41

When adding a new user, how is the string validated?

I suppose there is a regular expression. What is that regular expression?

3 Answers3

39

Sorry for necrobumping this almost 4-year-old question, but it comes up pretty high on Internet search results and it warrants a little more attention.

A more accurate regex is (yes, I know, despite the man page):

^[a-z_]([a-z0-9_-]{0,31}|[a-z0-9_-]{0,30}\$)$

Hopefully that helps some of those searching.

To break it down:

  1. It should start (^) with only a lowercase letter or an underscore ([a-z_]). This occupies exactly 1 character.

  2. Then it should be one of either (( ... )):

    1. From 0 to 31 characters ({0,31}) of letters, numbers, underscores, and/or hyphens ([a-z0-9_-]),

    OR (|)

    1. From 0 to 30 characters of the above plus a US dollar sign symbol (\$) at the end,

    and then

  3. No more characters past this pattern ($).

For those unfamiliar with regular expressions, you may ask why the dollar sign had a backslash in 2.2, but did not in 3. This is because in most (all?) regex variants, the dollar sign indicates the end of a string (or line, etc.).
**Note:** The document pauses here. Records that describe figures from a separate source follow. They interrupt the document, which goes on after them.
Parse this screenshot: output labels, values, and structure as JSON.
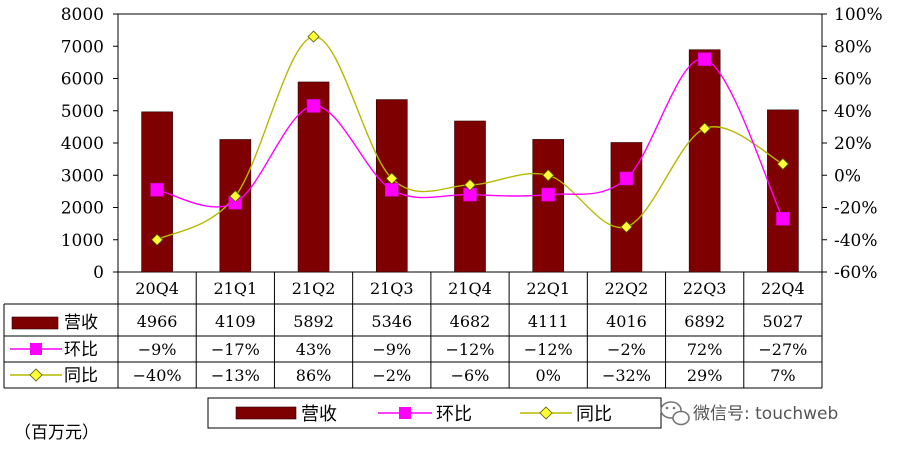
{
  "chart_data": {
    "type": "bar",
    "categories": [
      "20Q4",
      "21Q1",
      "21Q2",
      "21Q3",
      "21Q4",
      "22Q1",
      "22Q2",
      "22Q3",
      "22Q4"
    ],
    "series": [
      {
        "name": "营收",
        "type": "bar",
        "axis": "left",
        "color": "#7f0000",
        "values": [
          4966,
          4109,
          5892,
          5346,
          4682,
          4111,
          4016,
          6892,
          5027
        ],
        "labels": [
          "4966",
          "4109",
          "5892",
          "5346",
          "4682",
          "4111",
          "4016",
          "6892",
          "5027"
        ]
      },
      {
        "name": "环比",
        "type": "line",
        "axis": "right",
        "color": "#ff00ff",
        "marker": "square",
        "values": [
          -9,
          -17,
          43,
          -9,
          -12,
          -12,
          -2,
          72,
          -27
        ],
        "labels": [
          "-9%",
          "-17%",
          "43%",
          "-9%",
          "-12%",
          "-12%",
          "-2%",
          "72%",
          "-27%"
        ]
      },
      {
        "name": "同比",
        "type": "line",
        "axis": "right",
        "color": "#b5b900",
        "marker": "diamond",
        "marker_fill": "#ffff33",
        "values": [
          -40,
          -13,
          86,
          -2,
          -6,
          0,
          -32,
          29,
          7
        ],
        "labels": [
          "-40%",
          "-13%",
          "86%",
          "-2%",
          "-6%",
          "0%",
          "-32%",
          "29%",
          "7%"
        ]
      }
    ],
    "ylim": [
      0,
      8000
    ],
    "y_ticks": [
      "0",
      "1000",
      "2000",
      "3000",
      "4000",
      "5000",
      "6000",
      "7000",
      "8000"
    ],
    "y2lim": [
      -60,
      100
    ],
    "y2_ticks": [
      "-60%",
      "-40%",
      "-20%",
      "0%",
      "20%",
      "40%",
      "60%",
      "80%",
      "100%"
    ],
    "legend": [
      "营收",
      "环比",
      "同比"
    ],
    "legend_position": "bottom",
    "unit_label": "（百万元）",
    "grid": false,
    "data_table": true
  },
  "watermark": {
    "text": "微信号: touchweb",
    "icon": "wechat-icon"
  }
}
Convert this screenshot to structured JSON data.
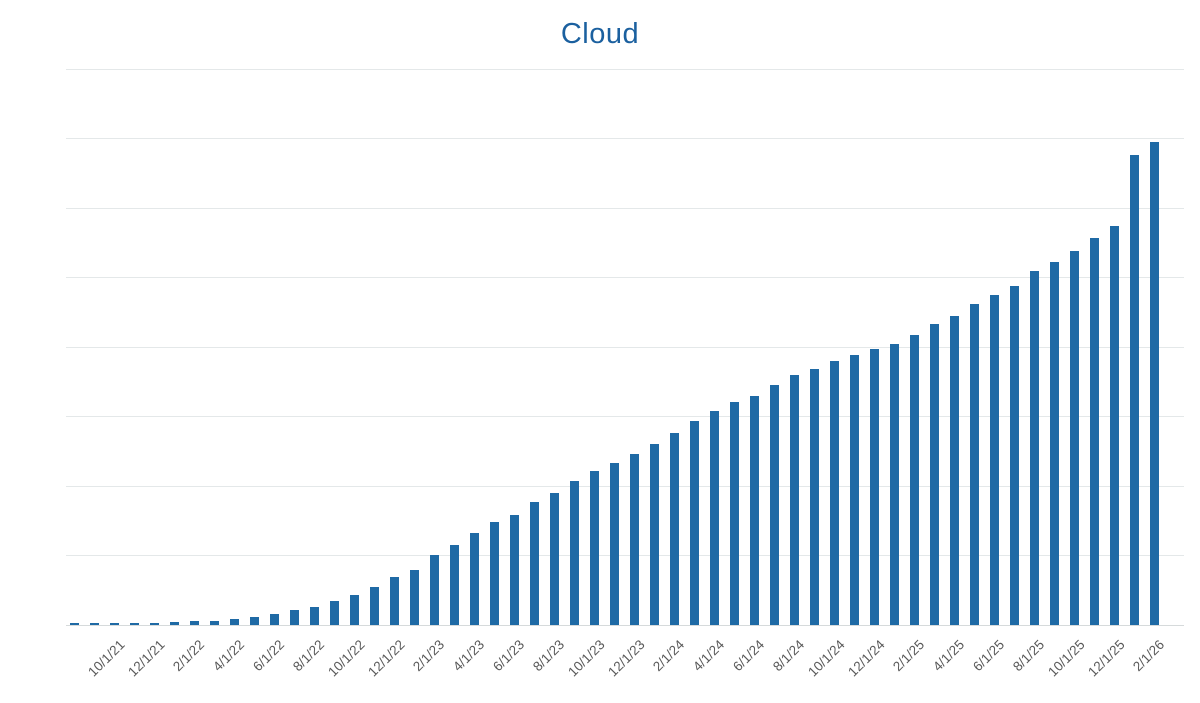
{
  "title": "Cloud",
  "colors": {
    "title": "#1b609f",
    "bar": "#1f6aa5",
    "gridline": "#e4e8e9",
    "axis_line": "#d6dadb",
    "tick_label": "#595959",
    "background": "#ffffff"
  },
  "chart_data": {
    "type": "bar",
    "title": "Cloud",
    "xlabel": "",
    "ylabel": "",
    "legend": false,
    "grid": true,
    "y_tick_labels": [],
    "ylim": [
      0,
      8
    ],
    "value_units": "gridline intervals (y axis is unlabeled; 8 horizontal gridline intervals visible; values estimated from gridlines)",
    "x": [
      "8/1/21",
      "9/1/21",
      "10/1/21",
      "11/1/21",
      "12/1/21",
      "1/1/22",
      "2/1/22",
      "3/1/22",
      "4/1/22",
      "5/1/22",
      "6/1/22",
      "7/1/22",
      "8/1/22",
      "9/1/22",
      "10/1/22",
      "11/1/22",
      "12/1/22",
      "1/1/23",
      "2/1/23",
      "3/1/23",
      "4/1/23",
      "5/1/23",
      "6/1/23",
      "7/1/23",
      "8/1/23",
      "9/1/23",
      "10/1/23",
      "11/1/23",
      "12/1/23",
      "1/1/24",
      "2/1/24",
      "3/1/24",
      "4/1/24",
      "5/1/24",
      "6/1/24",
      "7/1/24",
      "8/1/24",
      "9/1/24",
      "10/1/24",
      "11/1/24",
      "12/1/24",
      "1/1/25",
      "2/1/25",
      "3/1/25",
      "4/1/25",
      "5/1/25",
      "6/1/25",
      "7/1/25",
      "8/1/25",
      "9/1/25",
      "10/1/25",
      "11/1/25",
      "12/1/25",
      "1/1/26",
      "2/1/26"
    ],
    "values": [
      0.03,
      0.03,
      0.03,
      0.03,
      0.03,
      0.04,
      0.06,
      0.06,
      0.09,
      0.12,
      0.16,
      0.22,
      0.26,
      0.35,
      0.43,
      0.55,
      0.69,
      0.79,
      1.01,
      1.15,
      1.32,
      1.48,
      1.58,
      1.77,
      1.9,
      2.07,
      2.22,
      2.33,
      2.46,
      2.6,
      2.76,
      2.94,
      3.08,
      3.21,
      3.29,
      3.45,
      3.6,
      3.68,
      3.8,
      3.88,
      3.97,
      4.04,
      4.17,
      4.33,
      4.45,
      4.62,
      4.75,
      4.88,
      5.09,
      5.22,
      5.38,
      5.57,
      5.74,
      6.76,
      6.95
    ],
    "x_tick_labels": [
      "10/1/21",
      "12/1/21",
      "2/1/22",
      "4/1/22",
      "6/1/22",
      "8/1/22",
      "10/1/22",
      "12/1/22",
      "2/1/23",
      "4/1/23",
      "6/1/23",
      "8/1/23",
      "10/1/23",
      "12/1/23",
      "2/1/24",
      "4/1/24",
      "6/1/24",
      "8/1/24",
      "10/1/24",
      "12/1/24",
      "2/1/25",
      "4/1/25",
      "6/1/25",
      "8/1/25",
      "10/1/25",
      "12/1/25",
      "2/1/26"
    ],
    "x_tick_interval": 2,
    "x_tick_first_index": 2,
    "legend_position": "none"
  }
}
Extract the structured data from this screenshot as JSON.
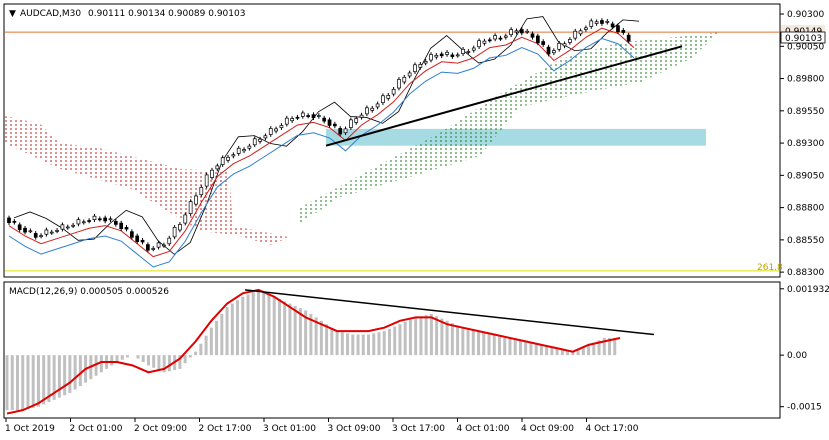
{
  "header": {
    "symbol": "AUDCAD,M30",
    "ohlc": "0.90111 0.90134 0.90089 0.90103"
  },
  "price_panel": {
    "current_price_label": "0.90103",
    "other_price_label": "0.90149",
    "fib_label": "261.8"
  },
  "macd_panel": {
    "title": "MACD(12,26,9) 0.000505 0.000526"
  },
  "colors": {
    "background": "#ffffff",
    "kijun": "#d32020",
    "tenkan": "#2f7fd0",
    "chikou": "#000000",
    "cloud_bull": "#208020",
    "cloud_bear": "#c02020",
    "support_zone": "#a7dbe3",
    "histogram": "#c0c0c0",
    "signal": "#e00000",
    "horizontal_line": "#e07030",
    "fib_line": "#e0e000"
  },
  "chart_data": [
    {
      "type": "candlestick",
      "symbol": "AUDCAD",
      "timeframe": "M30",
      "ylim": [
        0.8827,
        0.9037
      ],
      "yticks": [
        "0.90300",
        "0.90050",
        "0.89800",
        "0.89550",
        "0.89300",
        "0.89050",
        "0.88800",
        "0.88550",
        "0.88300"
      ],
      "xticks": [
        "1 Oct 2019",
        "2 Oct 01:00",
        "2 Oct 09:00",
        "2 Oct 17:00",
        "3 Oct 01:00",
        "3 Oct 09:00",
        "3 Oct 17:00",
        "4 Oct 01:00",
        "4 Oct 09:00",
        "4 Oct 17:00"
      ],
      "close_path": [
        0.8872,
        0.8864,
        0.8858,
        0.8862,
        0.8866,
        0.887,
        0.8872,
        0.8868,
        0.8858,
        0.8848,
        0.8852,
        0.8868,
        0.889,
        0.891,
        0.892,
        0.8926,
        0.8934,
        0.8942,
        0.895,
        0.8952,
        0.8948,
        0.8938,
        0.895,
        0.8958,
        0.8968,
        0.8982,
        0.8992,
        0.8999,
        0.8998,
        0.9002,
        0.901,
        0.9012,
        0.9018,
        0.9013,
        0.9,
        0.9008,
        0.9018,
        0.9025,
        0.9021,
        0.901
      ],
      "levels": {
        "horizontal_line": 0.9016,
        "fib_261_8": 0.8831,
        "support_zone": [
          0.8928,
          0.8941
        ]
      },
      "trendline": {
        "from": [
          0.8928
        ],
        "to": [
          0.9005
        ]
      }
    },
    {
      "type": "bar",
      "name": "MACD(12,26,9)",
      "ylim": [
        -0.0018,
        0.0021
      ],
      "yticks": [
        "0.001932",
        "0.00",
        "-0.0015"
      ],
      "histogram": [
        -0.0016,
        -0.0016,
        -0.0015,
        -0.0013,
        -0.0011,
        -0.0008,
        -0.0005,
        -0.0002,
        0.0,
        -0.0003,
        -0.0005,
        -0.0004,
        0.0001,
        0.0008,
        0.0014,
        0.0017,
        0.0019,
        0.0017,
        0.0015,
        0.0013,
        0.001,
        0.0007,
        0.0006,
        0.0006,
        0.0007,
        0.0009,
        0.0011,
        0.0012,
        0.001,
        0.0008,
        0.0007,
        0.0006,
        0.0005,
        0.0004,
        0.0003,
        0.0002,
        0.0001,
        0.0003,
        0.0005,
        0.0005
      ],
      "signal": [
        -0.0017,
        -0.0016,
        -0.0014,
        -0.0011,
        -0.0008,
        -0.0004,
        -0.0002,
        -0.0002,
        -0.0003,
        -0.0005,
        -0.0004,
        -0.0001,
        0.0004,
        0.001,
        0.0015,
        0.0018,
        0.0019,
        0.0017,
        0.0014,
        0.0011,
        0.0009,
        0.0007,
        0.0007,
        0.0007,
        0.0008,
        0.001,
        0.0011,
        0.0011,
        0.0009,
        0.0008,
        0.0007,
        0.0006,
        0.0005,
        0.0004,
        0.0003,
        0.0002,
        0.0001,
        0.0003,
        0.0004,
        0.0005
      ],
      "trendline": {
        "from": 0.0019,
        "to": 0.0006
      }
    }
  ]
}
Depending on the engine being used, it will need to be escaped if it's part of the actual string (I can't think off the top of my head of a regex engine that doesn't use backslash as an escape).

Note that Debian and Ubuntu remove some restrictions for a fully POSIX/shadow upstream compliant username (for instance, and I don't know if this has been fixed, but they allow the username to start with a number – which actually is what caused this bug). If you want to guarantee cross-platform, I'd recommend the above regex rather than what passes/fails the check in Debian, Ubuntu, and others.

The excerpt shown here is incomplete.